Ansell Slashes Dividend as Profit Falls
In FY24, Ansell’s revenue fell 2.2% to $1.62 billion, mainly due to inventory reduction by its healthcare customers. Among the company’s segments, Healthcare witnessed a 7.7% decline in its sales on a statutory basis. On the other hand, the Industrial segment’s sales grew 4.6% year-over-year. Meanwhile, Ansell reported a 48.8% year-over-year drop in its net profit to $76.5 million.
As a result, the company slashed its final dividend to 21.9 cents per share for FY24, from 25.8 cents a year ago.
In July, Ansell finalized its acquisition of the personal protective equipment division (renamed KBU) of Kimberly-Clark (KMB). This acquisition is set to strengthen Ansell’s portfolio, generate cost synergies, and provide tax benefits.

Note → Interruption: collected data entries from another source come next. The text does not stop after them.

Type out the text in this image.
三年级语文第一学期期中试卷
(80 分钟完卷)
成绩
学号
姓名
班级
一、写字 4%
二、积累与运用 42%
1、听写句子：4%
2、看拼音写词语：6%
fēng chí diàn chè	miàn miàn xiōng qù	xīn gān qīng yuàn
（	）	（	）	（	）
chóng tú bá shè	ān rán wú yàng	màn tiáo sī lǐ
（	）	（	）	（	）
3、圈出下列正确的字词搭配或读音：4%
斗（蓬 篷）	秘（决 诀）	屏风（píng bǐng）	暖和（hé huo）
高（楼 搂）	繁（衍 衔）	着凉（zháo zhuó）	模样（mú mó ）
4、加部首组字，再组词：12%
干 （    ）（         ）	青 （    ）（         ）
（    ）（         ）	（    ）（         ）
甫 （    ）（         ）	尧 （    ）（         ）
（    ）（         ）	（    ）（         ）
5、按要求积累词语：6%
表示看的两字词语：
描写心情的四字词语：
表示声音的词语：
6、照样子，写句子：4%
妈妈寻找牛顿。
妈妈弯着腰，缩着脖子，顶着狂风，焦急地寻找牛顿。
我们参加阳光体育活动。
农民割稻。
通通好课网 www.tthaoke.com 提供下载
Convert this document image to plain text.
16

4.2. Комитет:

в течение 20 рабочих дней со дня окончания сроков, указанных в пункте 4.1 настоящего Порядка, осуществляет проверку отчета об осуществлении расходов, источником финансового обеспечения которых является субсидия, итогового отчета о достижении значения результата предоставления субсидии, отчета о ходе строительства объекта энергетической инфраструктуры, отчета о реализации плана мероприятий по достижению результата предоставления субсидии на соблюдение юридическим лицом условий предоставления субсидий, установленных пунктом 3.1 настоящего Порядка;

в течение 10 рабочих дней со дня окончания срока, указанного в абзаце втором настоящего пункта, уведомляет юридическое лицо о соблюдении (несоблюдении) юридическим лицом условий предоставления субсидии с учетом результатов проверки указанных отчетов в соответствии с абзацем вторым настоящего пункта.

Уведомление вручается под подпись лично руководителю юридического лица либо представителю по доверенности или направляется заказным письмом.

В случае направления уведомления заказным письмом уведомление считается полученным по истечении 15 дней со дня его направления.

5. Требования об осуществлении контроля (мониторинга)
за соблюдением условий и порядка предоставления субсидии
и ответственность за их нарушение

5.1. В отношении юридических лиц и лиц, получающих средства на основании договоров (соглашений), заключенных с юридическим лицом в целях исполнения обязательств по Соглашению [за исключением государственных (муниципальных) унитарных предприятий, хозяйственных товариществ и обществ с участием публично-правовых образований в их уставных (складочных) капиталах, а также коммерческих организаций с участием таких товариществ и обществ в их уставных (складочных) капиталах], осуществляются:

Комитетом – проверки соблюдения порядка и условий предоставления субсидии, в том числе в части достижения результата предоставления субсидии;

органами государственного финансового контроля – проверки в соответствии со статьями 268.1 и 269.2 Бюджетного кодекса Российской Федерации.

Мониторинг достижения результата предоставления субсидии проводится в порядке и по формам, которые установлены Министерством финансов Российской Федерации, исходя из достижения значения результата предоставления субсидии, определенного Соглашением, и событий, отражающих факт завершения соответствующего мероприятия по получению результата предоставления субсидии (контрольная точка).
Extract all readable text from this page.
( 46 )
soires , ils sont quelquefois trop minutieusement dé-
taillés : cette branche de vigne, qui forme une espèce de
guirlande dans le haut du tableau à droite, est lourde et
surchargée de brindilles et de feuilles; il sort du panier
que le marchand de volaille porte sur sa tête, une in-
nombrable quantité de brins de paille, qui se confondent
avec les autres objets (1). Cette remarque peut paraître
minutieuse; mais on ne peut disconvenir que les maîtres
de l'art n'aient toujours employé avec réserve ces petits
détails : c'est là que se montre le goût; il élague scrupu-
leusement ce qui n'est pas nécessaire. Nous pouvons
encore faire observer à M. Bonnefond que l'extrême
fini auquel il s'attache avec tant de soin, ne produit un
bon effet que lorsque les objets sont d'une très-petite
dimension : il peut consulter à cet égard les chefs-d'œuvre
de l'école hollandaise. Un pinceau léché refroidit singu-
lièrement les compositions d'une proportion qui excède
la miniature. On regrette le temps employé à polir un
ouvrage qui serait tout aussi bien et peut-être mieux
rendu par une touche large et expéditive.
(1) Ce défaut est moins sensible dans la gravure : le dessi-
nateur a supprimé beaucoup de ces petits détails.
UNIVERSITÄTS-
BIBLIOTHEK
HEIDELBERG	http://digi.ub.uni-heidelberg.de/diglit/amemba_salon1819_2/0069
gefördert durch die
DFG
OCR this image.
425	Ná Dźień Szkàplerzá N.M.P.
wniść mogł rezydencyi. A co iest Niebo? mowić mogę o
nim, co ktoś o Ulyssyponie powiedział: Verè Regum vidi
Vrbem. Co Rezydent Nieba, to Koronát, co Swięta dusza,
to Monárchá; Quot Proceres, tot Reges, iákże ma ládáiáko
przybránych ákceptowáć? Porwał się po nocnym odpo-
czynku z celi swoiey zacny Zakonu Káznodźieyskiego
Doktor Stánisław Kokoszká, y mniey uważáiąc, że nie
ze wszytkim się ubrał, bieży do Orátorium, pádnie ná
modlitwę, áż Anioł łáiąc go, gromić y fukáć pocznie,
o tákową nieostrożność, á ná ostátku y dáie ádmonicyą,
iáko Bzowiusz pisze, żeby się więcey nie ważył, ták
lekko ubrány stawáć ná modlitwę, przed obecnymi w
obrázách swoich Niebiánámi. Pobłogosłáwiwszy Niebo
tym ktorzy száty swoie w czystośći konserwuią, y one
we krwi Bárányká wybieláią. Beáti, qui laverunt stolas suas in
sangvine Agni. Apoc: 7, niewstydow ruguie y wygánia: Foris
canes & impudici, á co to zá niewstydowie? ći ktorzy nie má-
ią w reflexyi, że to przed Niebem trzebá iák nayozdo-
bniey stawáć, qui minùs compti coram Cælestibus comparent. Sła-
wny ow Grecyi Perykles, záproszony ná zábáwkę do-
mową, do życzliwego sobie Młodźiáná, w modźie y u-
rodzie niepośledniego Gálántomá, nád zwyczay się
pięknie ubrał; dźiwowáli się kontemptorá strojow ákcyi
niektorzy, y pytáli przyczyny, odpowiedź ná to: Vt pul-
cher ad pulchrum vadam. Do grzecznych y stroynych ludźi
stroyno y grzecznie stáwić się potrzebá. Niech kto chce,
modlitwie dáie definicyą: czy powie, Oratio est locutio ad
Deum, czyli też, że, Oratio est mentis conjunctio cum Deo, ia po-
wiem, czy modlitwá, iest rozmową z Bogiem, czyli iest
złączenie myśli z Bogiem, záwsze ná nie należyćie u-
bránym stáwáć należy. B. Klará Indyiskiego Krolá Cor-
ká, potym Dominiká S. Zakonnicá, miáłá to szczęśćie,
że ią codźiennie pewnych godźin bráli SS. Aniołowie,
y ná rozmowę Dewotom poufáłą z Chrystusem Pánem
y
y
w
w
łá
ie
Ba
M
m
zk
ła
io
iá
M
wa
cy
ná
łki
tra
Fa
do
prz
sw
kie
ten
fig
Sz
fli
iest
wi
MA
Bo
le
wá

Looking ahead, Ansell expects EBIT (earnings before interest and tax) to increase in FY25, driven by higher sales, cost savings, and additional contributions from KBU.
Are Ansell Shares a Good Buy?
According to TipRanks’ consensus, ANN stock has been rated a Moderate Buy based on three Buys and one Sell recommendation. The Ansell share price forecast is AU$28.04, which is 5.17% below the current price level.